Tak Berani Menjabat
Pernah ketika makan bersama dengan teman-teman serombongan teater, tiba-tiba saya tersedak sehingga seluruh makanan di mulut saya nyemprot menimpa wajah teman yang duduk tepat di depan saya.
Kotoran saya menimpa wajahnya, harga diri pribadinya, martabat kemanusiaannya.
Dengan frustrasi saya minta maaf berulang-ulang. Sambil langsung saya loncat dari kursi, berlari melingkar, nyabet saputangan dari saku, saya usap wajahnya.
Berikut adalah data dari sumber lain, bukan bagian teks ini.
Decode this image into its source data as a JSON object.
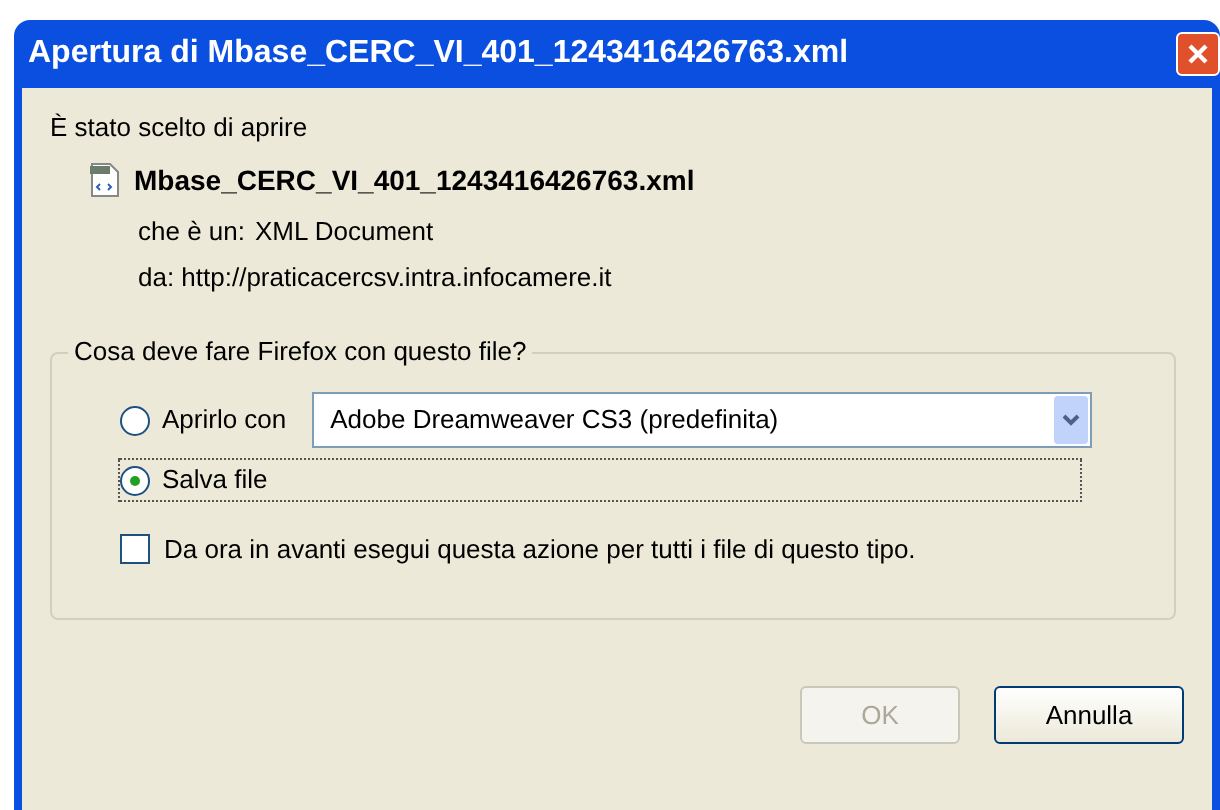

Kemudian saya cium pipinya kiri kanan dan saya peluk badannya.
Syukur teman itu sangat arif, lapang dada dan berjiwa besar untuk memaafkan saya. Tetapi saya tidak pernah merasa cukup untuk minta maaf. Dalam sehari itu saya minta maaf lebih 10 kali. Pada waktu-waktu berikutnya permintaan maaf terus saya ulang-ulang. Eksistensi saya sebagai manusia sudah cacat, saya tak akan berani menjabat jadi apapun di kalangan manusia.
Rasa-dosa saya abadi: tak kan pernah terbayar meskipun sampai Akherat.